Brunelleschi'nin kubbesi | © Stuart Caie / Flickr

Kubbe sadece on altı yılda tamamlandı

Tasarımcıların, bir şey inşa etmenin uzun yıllar sürmesinden bu yana çalışmalarının neredeyse tamamlanmadığı çağda, Brunelleschi projesini bitirdi ve inanılmaz çalışmalarını ve halkın tepkilerini görmeyi başardı. 1420’da başladı ve 1436’da bitirildi, on altı yıl bu kadar başarılı bir şekilde heyecanlandı.

Santa Maria del Fiore'nin dışı, ilk inşa edildiği zamanki gibi görünmüyordu.

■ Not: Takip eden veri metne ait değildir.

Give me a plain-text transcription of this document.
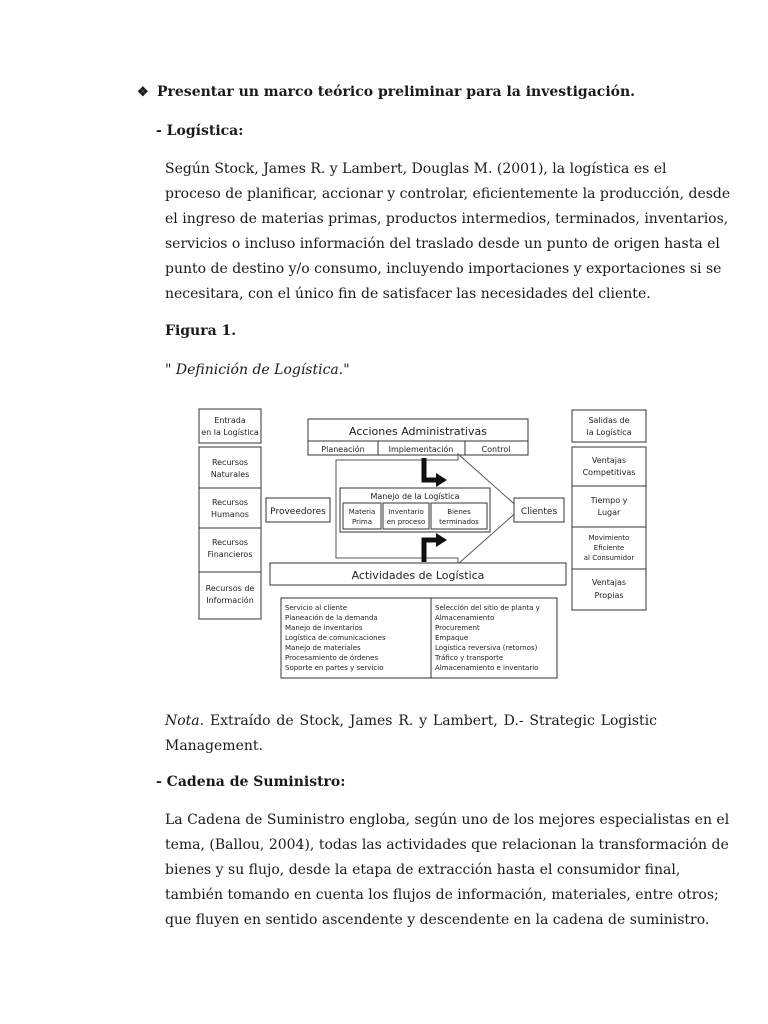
❖ Presentar un marco teórico preliminar para la investigación.
- Logística:
Según Stock, James R. y Lambert, Douglas M. (2001), la logística es el
proceso de planificar, accionar y controlar, eficientemente la producción, desde
el ingreso de materias primas, productos intermedios, terminados, inventarios,
servicios o incluso información del traslado desde un punto de origen hasta el
punto de destino y/o consumo, incluyendo importaciones y exportaciones si se
necesitara, con el único fin de satisfacer las necesidades del cliente.
Figura 1.
" Definición de Logística."
Entrada
en la Logística
Recursos
Naturales
Recursos
Humanos
Recursos
Financieros
Recursos de
Información
Acciones Administrativas
Planeación	Implementación	Control
Proveedores
Manejo de la Logística
Materia
Prima
Inventario
en proceso
Bienes
terminados
Clientes
Actividades de Logística
Servicio al cliente
Planeación de la demanda
Manejo de inventarios
Logística de comunicaciones
Manejo de materiales
Procesamiento de órdenes
Soporte en partes y servicio
Selección del sitio de planta y
Almacenamiento
Procurement
Empaque
Logística reversiva (retornos)
Tráfico y transporte
Almacenamiento e inventario
Salidas de
la Logística
Ventajas
Competitivas
Tiempo y
Lugar
Movimiento
Eficiente
al Consumidor
Ventajas
Propias
Nota. Extraído de Stock, James R. y Lambert, D.- Strategic Logistic
Management.
- Cadena de Suministro:
La Cadena de Suministro engloba, según uno de los mejores especialistas en el
tema, (Ballou, 2004), todas las actividades que relacionan la transformación de
bienes y su flujo, desde la etapa de extracción hasta el consumidor final,
también tomando en cuenta los flujos de información, materiales, entre otros;
que fluyen en sentido ascendente y descendente en la cadena de suministro.
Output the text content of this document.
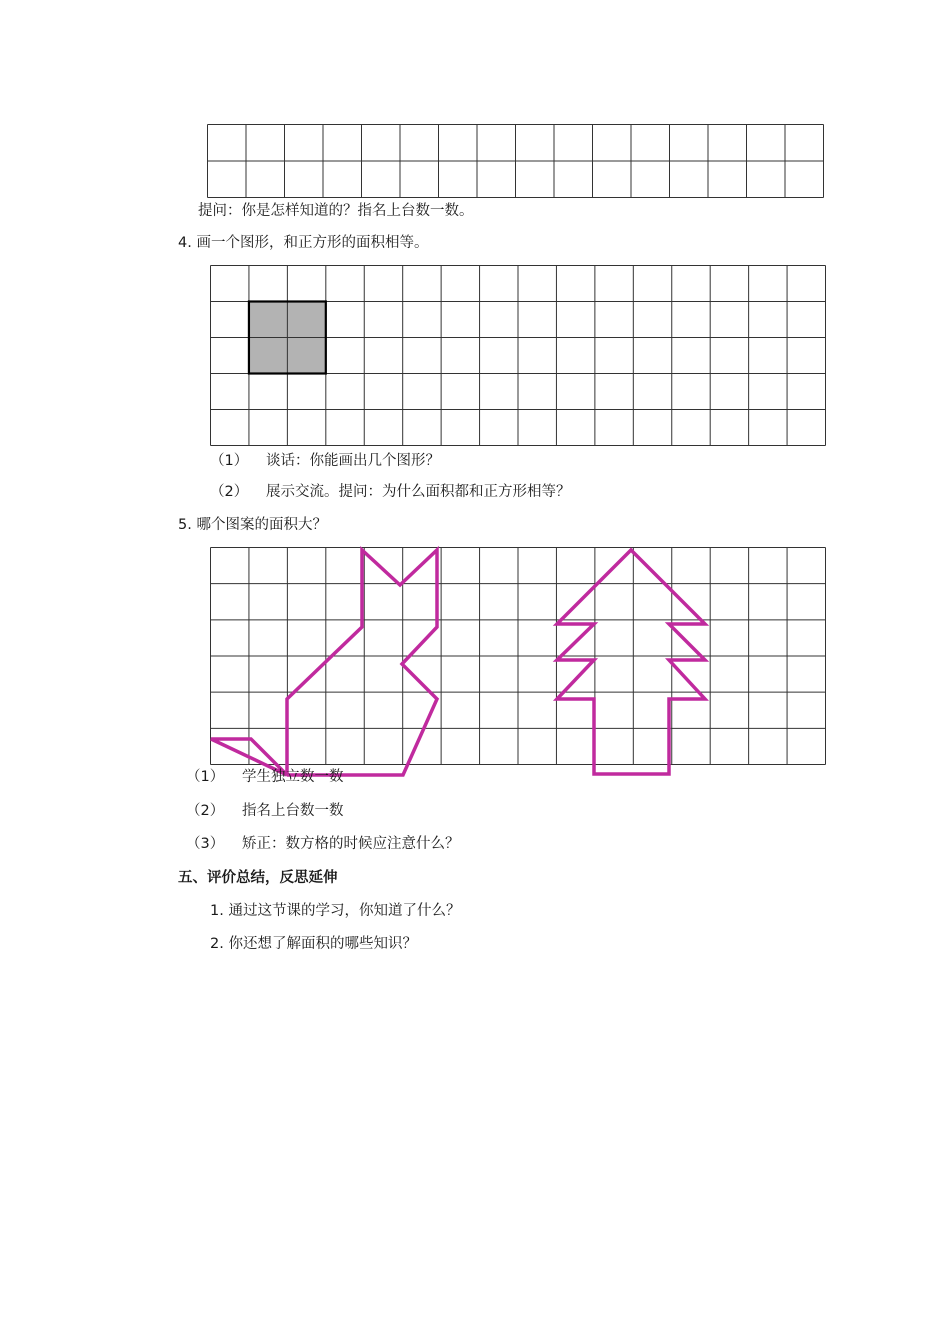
提问：你是怎样知道的？指名上台数一数。
4. 画一个图形，和正方形的面积相等。
（1） 谈话：你能画出几个图形？
（2） 展示交流。提问：为什么面积都和正方形相等？
5. 哪个图案的面积大？
（1） 学生独立数一数
（2） 指名上台数一数
（3） 矫正：数方格的时候应注意什么？
五、评价总结，反思延伸
1. 通过这节课的学习，你知道了什么？
2. 你还想了解面积的哪些知识？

Katedral, orijinal olarak cephe dahil olmak üzere 1294'te Arnolfo di Cambio tarafından tasarlanmıştır. Tasarım ve dış cephe, katedralin tüm tarihine adanmış olan Grande Museo del Duomo'da görebileceğiniz gibi, yıllar boyunca birçok değişiklik ve çizim taslaklarından geçti. 1418 tarafından katedral inşa edildi; sadece kubbe eksik kaldı. Ancak, cephe bugün gördüğümüz 1887'e kadar tamamlanmayacaktı. Uzun yıllar boyunca birçok mimar ve sanatçıdan oluşan kolektif bir tasarımdı. Katedralin cephesi uzun bir söküm, yeniden tasarlanma tarihi ve hatta bitirmek için bir yarışma içeriyor, bu süre boyunca büyük bir yolsuzluk skandalı haline dönüştü ve hiç bir zaman takip edilmedi. Cephe 19 yüzyılına kadar çıplak kalmıştı. Emilio de Fabris, şimdi gördüğümüz neo-gotik cepheyi tasarladı ve 1871'teki yarışma tarafından da kararlaştırıldı. 1876'ten 1887'te tamamlanmasına kadar çalıştı ve Toskana'nın her yerinden ve İtalya'nın bazı bölgelerinden gelen farklı renkli mermerleri tedarik etti.

Aslında iki kubbe var

Dışarıda gördüğünüz şey sadece çatı kiremitleri, iç yapının kabuğu. Kabuk ve ustaca tuğla yapısı arasında, tüm 436 merdivenlerini en üste çıkmanıza izin veren merdiven bulunuyor. Kubbeyi yükselttikçe yolculuğunuzda, orijinal tuğla düzenine bir göz atabilir ve tıpkı Brunelleschi'nin yüzyıllar önce yaptığı gibi, tuğlaların gerçek balıksırtı modelini görebilirsiniz.

Santa Maria del Fiore'nin tepesindeki kubbe, şimdiye kadar yapılmış en büyük tuğla kubbesidir.

Halen bugün görmemiz için hala ayakta duran en büyük mimari masonluk oyunlarından biri olarak kabul edilmektedir.